There were several bias failing me for evaluating this card. Some initial ones which I have since shaken off such as it being a gold card and having things that are better at its job already. Basically a long time ago I decided this was a fiddly convoluted gold spell for which better alternatives existed and as such never really revisited it. I have gotten far better at appreciating card quality and evaluating cards over the last five years of doing this blog. The thing is that I need to be thinking about cards and ideally using them to be evaluating them. I haven't with Lim-Dul's Vault and so my old evaluations of the card are the ones I believe. What has happened here is much like a TV program or a song that you liked when you were younger and haven't seen or heard in ages. When you actually do see/hear it again you suddenly realise your tastes have changed and you don't like it any more. With the Vault I thought it was weak and believed that was a valid assessment of the card despite being wildly out of date. There was nothing sudden about the changes in my appreciation for card quality, that was a gradual and steady progression. It is only apparent how significant of a change it is when I come to use a card like this again some years down the line.
Lim-Dul's Vault is to Vampiric Tutor what Lightning Helix is to Lightning Bolt. Good enough as a 3 point burn spell to be cube worthy and with some bonus value bolted on. Lim-Dul's Vault is pretty much Vampiric Tutor with Index bolted on. Now, both Index and Healing Salve are not good cards but that is because it is not worth losing a card for the effects. Throw "draw a card" onto either of those weak one mana spells and you have a really good spell. That is basically why Lightning Helix is good, it is a Healing Salve with "draw a card" on it, it just so happens that you always draw and play a Lightning Bolt.

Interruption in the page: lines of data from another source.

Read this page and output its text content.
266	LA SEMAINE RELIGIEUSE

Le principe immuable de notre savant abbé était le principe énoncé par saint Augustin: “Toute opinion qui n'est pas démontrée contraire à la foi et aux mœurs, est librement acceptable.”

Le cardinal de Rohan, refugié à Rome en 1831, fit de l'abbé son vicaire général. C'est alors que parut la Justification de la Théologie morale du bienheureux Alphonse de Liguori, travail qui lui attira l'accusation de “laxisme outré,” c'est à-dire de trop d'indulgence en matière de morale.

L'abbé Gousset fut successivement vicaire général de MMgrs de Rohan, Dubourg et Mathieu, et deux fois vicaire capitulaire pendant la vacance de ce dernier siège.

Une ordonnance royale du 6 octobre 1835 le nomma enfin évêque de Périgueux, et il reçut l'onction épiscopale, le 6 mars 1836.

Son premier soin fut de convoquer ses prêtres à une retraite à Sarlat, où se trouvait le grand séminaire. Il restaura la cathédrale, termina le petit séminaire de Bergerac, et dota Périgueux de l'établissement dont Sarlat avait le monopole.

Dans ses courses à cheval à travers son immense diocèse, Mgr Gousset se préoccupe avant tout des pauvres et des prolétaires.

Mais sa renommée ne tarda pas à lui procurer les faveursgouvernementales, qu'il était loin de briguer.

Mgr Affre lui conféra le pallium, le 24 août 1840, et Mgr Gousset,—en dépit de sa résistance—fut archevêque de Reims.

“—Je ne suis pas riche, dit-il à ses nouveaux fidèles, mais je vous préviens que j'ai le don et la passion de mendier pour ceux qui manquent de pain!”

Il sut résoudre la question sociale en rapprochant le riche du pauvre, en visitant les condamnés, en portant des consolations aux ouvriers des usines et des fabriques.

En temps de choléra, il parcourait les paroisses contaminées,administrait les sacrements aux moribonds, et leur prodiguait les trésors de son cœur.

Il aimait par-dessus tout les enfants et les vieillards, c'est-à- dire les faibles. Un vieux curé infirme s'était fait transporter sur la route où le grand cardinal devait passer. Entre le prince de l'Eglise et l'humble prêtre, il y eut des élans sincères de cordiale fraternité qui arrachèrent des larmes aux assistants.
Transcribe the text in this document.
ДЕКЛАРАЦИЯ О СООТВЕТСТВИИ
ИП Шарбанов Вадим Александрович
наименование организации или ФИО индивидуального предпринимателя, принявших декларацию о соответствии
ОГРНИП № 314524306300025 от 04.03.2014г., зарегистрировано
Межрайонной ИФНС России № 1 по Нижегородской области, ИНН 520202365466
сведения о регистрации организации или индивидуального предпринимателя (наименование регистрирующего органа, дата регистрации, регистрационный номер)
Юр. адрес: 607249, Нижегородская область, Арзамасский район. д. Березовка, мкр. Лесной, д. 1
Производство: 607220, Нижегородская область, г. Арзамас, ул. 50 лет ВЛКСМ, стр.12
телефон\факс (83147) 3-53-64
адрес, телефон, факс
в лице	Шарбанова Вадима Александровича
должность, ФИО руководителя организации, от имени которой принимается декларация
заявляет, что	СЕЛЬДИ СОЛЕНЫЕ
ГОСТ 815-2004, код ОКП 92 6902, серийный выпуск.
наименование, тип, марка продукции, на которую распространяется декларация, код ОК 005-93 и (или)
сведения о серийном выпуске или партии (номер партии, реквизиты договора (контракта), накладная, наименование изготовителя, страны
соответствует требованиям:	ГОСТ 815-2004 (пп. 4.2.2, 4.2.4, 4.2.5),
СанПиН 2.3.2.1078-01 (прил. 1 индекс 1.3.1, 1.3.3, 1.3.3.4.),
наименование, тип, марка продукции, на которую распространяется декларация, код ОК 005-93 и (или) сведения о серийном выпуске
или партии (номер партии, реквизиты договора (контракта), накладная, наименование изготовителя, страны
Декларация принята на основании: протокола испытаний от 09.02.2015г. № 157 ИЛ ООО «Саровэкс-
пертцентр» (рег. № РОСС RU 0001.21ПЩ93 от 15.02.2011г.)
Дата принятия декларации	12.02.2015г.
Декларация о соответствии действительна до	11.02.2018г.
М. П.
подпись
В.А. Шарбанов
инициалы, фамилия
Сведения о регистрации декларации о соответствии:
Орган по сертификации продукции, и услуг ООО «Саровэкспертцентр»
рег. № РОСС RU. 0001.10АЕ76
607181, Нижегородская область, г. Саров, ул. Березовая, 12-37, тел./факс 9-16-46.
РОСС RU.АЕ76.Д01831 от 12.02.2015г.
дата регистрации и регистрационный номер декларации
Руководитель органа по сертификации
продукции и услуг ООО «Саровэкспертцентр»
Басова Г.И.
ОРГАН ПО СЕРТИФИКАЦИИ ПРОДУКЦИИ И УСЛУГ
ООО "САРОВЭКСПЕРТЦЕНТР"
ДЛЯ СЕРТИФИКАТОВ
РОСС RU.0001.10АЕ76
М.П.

Sage Owl isn't greatly playable because you don't wan't a Flying Man so the fact that you can get that Index plus draw a card feel is less exciting. You need to actively want one part of the card for the free bonus to kick in and be good. Vampiric Tutor is something a lot of people and archetypes want, much much more so than Flying Man. Due to the tutor being a thing you want the affect is that the Index portion of the card gains that free feeling.
So, how good is Index? More relevantly, how good is it off the back of a Vampiric Tutor? A whole boat load better than a Healing Salve, I can say that for sure. It turns out Index is really juicy it is just not something often found bolted on to a card you actually otherwise want to play. Index with draw a card added on would be one of the best card quality spells in cube. In terms of the options given per card or per mana Index it is one of the largest in all of magic. Five is a lot of cards and should give a decent spread of things, say a big thing, a small thing, some lands and the thing you specifically wanted. Being able to order these as you want adds a surprising amount of value. Index is a thing that actively works with a tutor effect and so both in concert yields an overall better effect.
You can use Vault profitably basically any time you have spare mana. You might ultimately want a six drop for the matchup but using a Vampiric Tutor to do so on turn two seems bad. Vault however can find it, leave it waiting in your deck till you can actually use it and still improve the quality of the turns in between. Alternatively Vault can go find a card you want and hopefully one or two others and then, like Brainstorm, use a shuffle effect to get shot of the unwanted cards.
There are some cool things going on with Vault which warms me to the card as well. If for some reason you have infinite life and your library does not have a number of cards in it that is evenly divisible by five then you can tutor up any five cards from your deck! Not sure why you need five specific cards to win when you already have infinite life but still. Pretty cool. Also, in all the various debates about which are the hardest magic cards to play I can only think that obscurity is what keeps this out of the top slots. In every way imaginable this is the hardest magic card in the whole game. It has far far more choices and options going on. I did a top ten hardest cards list draft a while back and a selection of the top cards included Brainstorm, Gifts Ungiven, Divining Top, Vampiric Tutor and simply put, Lim-Dul's Vault crushes all of those for complexity. It has pretty much all the different difficulties and things going on as all those other cards but rolled into one incredibly cheap card. One could debate long and hard between this and Gifts Ungiven, the commonly viewed most difficult card, as to which is tougher but as of recently I am very much in the Lim-Dul's Vault camp.